Advertisement
Source : Canva/@Edukka/Ryska Erliansyah

Contoh Daur Biogeokimia Sehari-hari beserta Jenis dan Fungsinya

Taukah kamu jika siklus makhluk hidup dan lingkungannya merupakan contoh daur biogeokimia? Yuk, belajar bersama Mamikos!

22 Januari 2024 Lintang Filia

8. Pengendalian Toksik atau Bahaya

Fungsi daur biogeokimia dapat membantu dalam mengontrol dan mengurangi tingkat zat-zat berbahaya atau toksik di lingkungan.

Beberapa mikroorganisme berperan dalam detoksifikasi dan pemrosesan senyawa-senyawa berbahaya.

Contoh Daur Biogeokimia

Agar lebih mudah dimengerti, Mamikos akan menjabarkan berbagai contoh daur biogeokimia ke dalam jenisnya masing-masing.
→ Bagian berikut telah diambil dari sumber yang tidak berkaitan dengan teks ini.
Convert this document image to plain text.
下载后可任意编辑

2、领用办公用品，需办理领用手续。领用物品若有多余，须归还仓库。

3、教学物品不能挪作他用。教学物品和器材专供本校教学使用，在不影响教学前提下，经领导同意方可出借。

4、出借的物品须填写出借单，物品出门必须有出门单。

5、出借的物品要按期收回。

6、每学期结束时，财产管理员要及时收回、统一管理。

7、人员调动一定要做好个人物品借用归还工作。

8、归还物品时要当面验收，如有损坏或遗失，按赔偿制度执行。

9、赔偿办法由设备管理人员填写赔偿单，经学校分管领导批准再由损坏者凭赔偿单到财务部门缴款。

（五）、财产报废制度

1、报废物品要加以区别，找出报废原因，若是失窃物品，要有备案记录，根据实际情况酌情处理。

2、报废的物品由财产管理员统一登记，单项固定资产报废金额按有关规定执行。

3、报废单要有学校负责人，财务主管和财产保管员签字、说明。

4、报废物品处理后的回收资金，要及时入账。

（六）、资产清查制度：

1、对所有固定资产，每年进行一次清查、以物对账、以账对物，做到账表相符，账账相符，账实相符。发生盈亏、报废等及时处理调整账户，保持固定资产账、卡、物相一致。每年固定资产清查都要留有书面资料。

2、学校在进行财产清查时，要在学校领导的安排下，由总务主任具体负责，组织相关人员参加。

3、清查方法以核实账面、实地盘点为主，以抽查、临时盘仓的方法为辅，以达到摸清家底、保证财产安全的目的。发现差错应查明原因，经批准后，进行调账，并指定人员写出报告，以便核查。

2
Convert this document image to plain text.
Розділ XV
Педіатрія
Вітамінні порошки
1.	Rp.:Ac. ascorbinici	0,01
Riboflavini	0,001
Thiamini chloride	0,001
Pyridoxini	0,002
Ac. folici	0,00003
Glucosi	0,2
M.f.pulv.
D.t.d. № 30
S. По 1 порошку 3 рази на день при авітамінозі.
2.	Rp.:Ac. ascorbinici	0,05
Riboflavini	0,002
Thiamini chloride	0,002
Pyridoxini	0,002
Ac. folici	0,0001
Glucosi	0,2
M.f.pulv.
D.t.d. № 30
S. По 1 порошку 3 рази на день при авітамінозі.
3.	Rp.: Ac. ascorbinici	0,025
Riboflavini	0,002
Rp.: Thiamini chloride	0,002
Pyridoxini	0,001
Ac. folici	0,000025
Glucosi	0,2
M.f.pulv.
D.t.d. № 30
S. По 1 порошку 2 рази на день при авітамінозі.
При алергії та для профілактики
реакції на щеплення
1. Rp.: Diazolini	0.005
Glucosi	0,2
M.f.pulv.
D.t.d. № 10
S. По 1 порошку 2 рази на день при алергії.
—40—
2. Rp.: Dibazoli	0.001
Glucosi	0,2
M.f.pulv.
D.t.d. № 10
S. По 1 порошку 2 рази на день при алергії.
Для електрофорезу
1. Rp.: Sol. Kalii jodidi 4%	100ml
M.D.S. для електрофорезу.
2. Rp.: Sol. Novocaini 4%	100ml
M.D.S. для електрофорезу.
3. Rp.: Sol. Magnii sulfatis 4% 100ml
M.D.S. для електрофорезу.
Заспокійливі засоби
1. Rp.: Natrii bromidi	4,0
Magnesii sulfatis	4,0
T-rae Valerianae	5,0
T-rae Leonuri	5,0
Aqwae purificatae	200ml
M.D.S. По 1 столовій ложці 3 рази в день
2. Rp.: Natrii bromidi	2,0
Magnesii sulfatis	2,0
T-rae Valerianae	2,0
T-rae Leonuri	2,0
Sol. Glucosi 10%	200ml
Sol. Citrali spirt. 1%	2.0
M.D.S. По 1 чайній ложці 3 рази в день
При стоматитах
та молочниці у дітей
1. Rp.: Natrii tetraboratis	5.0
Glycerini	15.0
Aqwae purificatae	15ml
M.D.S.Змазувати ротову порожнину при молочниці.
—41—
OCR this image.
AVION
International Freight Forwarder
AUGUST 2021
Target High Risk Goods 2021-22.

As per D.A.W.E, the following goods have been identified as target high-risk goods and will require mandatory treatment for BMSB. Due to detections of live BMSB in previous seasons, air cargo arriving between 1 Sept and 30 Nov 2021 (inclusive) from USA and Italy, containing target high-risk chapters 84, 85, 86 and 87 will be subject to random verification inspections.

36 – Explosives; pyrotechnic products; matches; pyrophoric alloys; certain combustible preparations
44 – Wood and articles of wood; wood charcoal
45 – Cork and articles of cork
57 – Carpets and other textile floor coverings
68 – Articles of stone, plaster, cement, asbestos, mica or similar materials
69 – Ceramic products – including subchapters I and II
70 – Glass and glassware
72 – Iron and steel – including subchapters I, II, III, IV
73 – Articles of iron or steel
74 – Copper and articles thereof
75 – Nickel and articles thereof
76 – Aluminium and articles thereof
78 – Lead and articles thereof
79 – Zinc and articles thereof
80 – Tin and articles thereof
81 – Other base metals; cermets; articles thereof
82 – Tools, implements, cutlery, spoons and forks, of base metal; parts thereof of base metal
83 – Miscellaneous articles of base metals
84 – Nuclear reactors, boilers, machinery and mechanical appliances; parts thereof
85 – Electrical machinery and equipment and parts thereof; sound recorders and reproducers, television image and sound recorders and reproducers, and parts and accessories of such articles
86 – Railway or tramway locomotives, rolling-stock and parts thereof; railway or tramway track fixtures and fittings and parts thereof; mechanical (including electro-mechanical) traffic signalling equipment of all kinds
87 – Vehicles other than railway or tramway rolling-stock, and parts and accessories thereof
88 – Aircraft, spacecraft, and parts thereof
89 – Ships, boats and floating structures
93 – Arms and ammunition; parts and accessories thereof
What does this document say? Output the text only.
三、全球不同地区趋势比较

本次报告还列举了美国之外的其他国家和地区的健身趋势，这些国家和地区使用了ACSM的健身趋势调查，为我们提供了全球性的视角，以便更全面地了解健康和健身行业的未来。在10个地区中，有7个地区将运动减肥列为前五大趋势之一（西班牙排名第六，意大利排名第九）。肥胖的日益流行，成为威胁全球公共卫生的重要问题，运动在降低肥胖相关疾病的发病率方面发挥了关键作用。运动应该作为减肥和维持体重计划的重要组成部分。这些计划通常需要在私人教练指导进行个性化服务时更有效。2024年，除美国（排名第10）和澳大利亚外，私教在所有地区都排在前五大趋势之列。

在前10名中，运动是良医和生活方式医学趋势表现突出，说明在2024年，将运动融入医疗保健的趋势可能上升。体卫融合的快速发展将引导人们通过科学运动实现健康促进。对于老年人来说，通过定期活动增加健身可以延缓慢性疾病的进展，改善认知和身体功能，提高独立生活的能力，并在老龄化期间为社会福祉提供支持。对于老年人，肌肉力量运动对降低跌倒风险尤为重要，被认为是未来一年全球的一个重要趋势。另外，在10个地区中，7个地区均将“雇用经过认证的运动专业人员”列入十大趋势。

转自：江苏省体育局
Simak penjelasan berikut ini, ya!

Contoh Daur Nitrogen

1. Fiksasi Hidrogen oleh Bakteri

Beberapa bakteri seperti bakteri nitrogen yang hidup di tanah memiliki kemampuan untuk melakukan fiksasi hidrogen.

Contoh daur biogeokimia dalam proses ini mengubah hidrogen molekuler (H2) menjadi senyawa organik yang dapat dimanfaatkan oleh organisme lain.

Fiksasi hidrogen oleh bakteri ini merupakan langkah awal dalam sirkulasi hidrogen di dalam ekosistem.

2. Pengikatan Hidrogen dalam Air

Hidrogen juga berpartisipasi dalam pembentukan molekul air (H2O) dengan berikatan bersama oksigen dalam air melalui proses hidrasi.

Molekul air yang terbentuk ini merupakan salah satu bentuk utama distribusi hidrogen di lingkungan, baik di atmosfera maupun di berbagai sumber air seperti sungai, danau, dan lautan.

3. Respirasi

Contoh daur biogeokimia pada jenis ini adalah saat organisme melakukan respirasi yang mengonsumsi senyawa organik dan mengoksidasi hidrogen untuk menghasilkan energi.

Dalam proses ini, hidrogen bersatu dengan oksigen untuk membentuk air, dan karbon dioksida juga dihasilkan sebagai produk samping.

4. Fermentasi Bakteri

Beberapa bakteri anaerobik melakukan fermentasi, mengubah senyawa organik menjadi hidrogen dan produk fermentasi lainnya.

Proses ini biasanya terjadi di lingkungan anaerobik, seperti dalam tanah yang tergenang air, dan dapat menjadi kontributor penting dalam pelepasan hidrogen.

5. Dekomposisi Organik

Proses dekomposisi oleh bakteri dan fungi dapat menghasilkan hidrogen sebagai produk samping saat mereka menguraikan sisa-sisa organik dari tanaman dan hewan yang mati.

Contoh daur biogeokimia hidrogen berperan dalam siklus nutrisi dan pengembalian unsur-unsur organik ke lingkungan.

6. Pembentukan dan Penggunaan Hidrogen dalam Metabolisme Organisme

Hidrogen berperan dalam berbagai reaksi biokimia selama metabolisme organisme, terutama dalam proses produksi energi dan sintesis molekul organik.

Termasuk peran hidrogen dalam proses pembentukan senyawa seperti asam amino, nukleotida, dan lipid.